27 de outubro de 2014

Comissão da USP lista 664 perseguidos pela ditadura

    Grupo mapeia uspianos alvos da repressão e diz que cientistas foram vigiados

    Para José Goldemberg, diretor do Instituto de Física nos anos 70 e reitor nos anos 80, material 'surpreende'
    THAIS BILENKYDE SÃO PAULOUm levantamento da Comissão da Verdade da USP (Universidade de São Paulo) já identificou 664 professores, alunos e funcionários que foram de alguma forma perseguidos durante a ditadura militar (1964-1985).
    O trabalho do grupo, criado em maio de 2013 para mapear violações praticadas contra uspianos no período, também encontrou informações de como os centros de pesquisas estratégicas de ciência e tecnologia foram alvo de controle sistemático.
    Segundo Laerte Apolinario, pesquisador da comissão, na relação de perseguidos há pessoas que morreram, desapareceram, foram torturadas, presas, afastadas e fichadas.

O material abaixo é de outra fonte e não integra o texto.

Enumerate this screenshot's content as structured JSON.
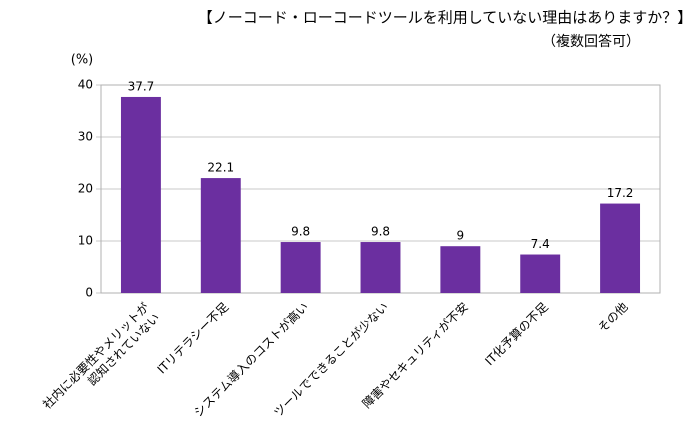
{
  "chart_data": {
    "type": "bar",
    "title": "【ノーコード・ローコードツールを利用していない理由はありますか？】",
    "subtitle": "（複数回答可）",
    "y_label": "(%)",
    "categories": [
      "社内に必要性やメリットが\n認知されていない",
      "ITリテラシー不足",
      "システム導入のコストが高い",
      "ツールでできることが少ない",
      "障害やセキュリティが不安",
      "IT化予算の不足",
      "その他"
    ],
    "values": [
      37.7,
      22.1,
      9.8,
      9.8,
      9,
      7.4,
      17.2
    ],
    "color": "#6b2fa0",
    "ylim": [
      0,
      40
    ],
    "yticks": [
      0,
      10,
      20,
      30,
      40
    ],
    "grid": true
  }
}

A lista ainda é conservadora porque há casos em avaliação. O relatório deve ser concluído em julho de 2015.
    Além dos 664 nomes, a comissão ainda estuda outros casos de pesquisadores que não chegaram a sofrer ação direta, mas foram monitorados de perto pelo regime.
    Entre eles estão intelectuais que nunca foram associados a movimentos políticos de esquerda --tendência combatida pelos militares.
    Os físicos Oscar Sala (1922-2010) e José Goldemberg, por exemplo, tiveram suas atividades de rotina controladas --como ausências, licenças médicas e consultorias.
    Mas sobretudo suas pesquisas foram vigiadas e comentadas por integrantes dos serviços de inteligência, segundo documentos do SNI (Serviço Nacional de Informações) em análise na comissão.
    ATOR E ESCRITOR
    Na relação de 664 nomes figuram alunos da época como o ator Edson Celulari.
    Ele era estudante de teatro na Escola de Comunicações e Artes, foi fichado e fotografado pelo Dops (Departamento de Ordem Política e Social).
    O mesmo ocorreu com o escritor Milton Hatoum, que estudava na Faculdade de Arquitetura e Urbanismo. Colunistas da Folha, o economista Eduardo Giannetti e o geógrafo Demétrio Magnoli foram igualmente fichados pelo órgão de repressão.
    Flávio Flores da Cunha Bierrenbach, ministro aposentado do Superior Tribunal Militar, estudava direito. Ele foi investigado por uma comissão criada em 1964, ano do golpe militar, e virou alvo de inquérito. Absolvido, colou grau e advogou para presos políticos, registra a Comissão da Verdade da USP.
    O ex-presidente Fernando Henrique Cardoso, professor de ciências políticas, depois do exílio em 1964, foi aposentado compulsoriamente em 1969, assim como o sociólogo Florestan Fernandes.
    Na Faculdade de Arquitetura e Urbanismo, os professores e renomados profissionais Paulo Mendes da Rocha e João Batista Vilanova Artigas foram cassados. Na de Medicina, Luiz Hildebrando foi afastado e torturado.
    Para o historiador Rodrigo Patto Sá Motta, pesquisador da UFMG (Universidade Federal de Minas Gerais), o controle sobre a universidade trouxe prejuízos "graves" ao afastar líderes de pesquisas. Do ponto de vista ideológico, os critérios eram vagos: "Como tinha muita gente de esquerda, eles acabavam vigiando todo mundo", diz Patto.
    'SURPRESA'
    Para a professora Janice Theodoro, integrante da comissão, o regime militar monitorava centros de pesquisas de ciência e tecnologia porque diziam respeito a temas como a política nuclear.
    A possibilidade de o Brasil fabricar uma bomba atômica, aventada em 1974 pelo então presidente Ernesto Geisel, se refletiria no controle das atividades universitárias.
    Ficha de 1976 do SNI relata que o Instituto de Energia Atômica vinha "sofrendo pressões por parte de elementos da USP, em particular do Instituto de Física, com respaldo do MDB [partido de oposição à ditadura]".
    O SNI registra que o regulamento então aprovado pelo instituto poderia "vir a comprometer as atividades do órgão, pela qualificação e vinculação dos componentes".
    Naquele período, José Goldemberg dirigia o Instituto de Física e era contrário à fabricação de bomba nuclear.
    "Não éramos vozes isoladas, representávamos um grupo maior de cientistas", diz o professor, que se tornaria reitor da USP entre 1986 e 1990. Goldemberg disse nunca ter percebido a vigilância nem ter sido convocado a depor. "É uma surpresa."
    A espionagem na USP era feita por meio da Assessoria Especial de Segurança e Informação, vinculada ao gabinete do reitor e articulada com órgão similar do Ministério da Educação e Cultura.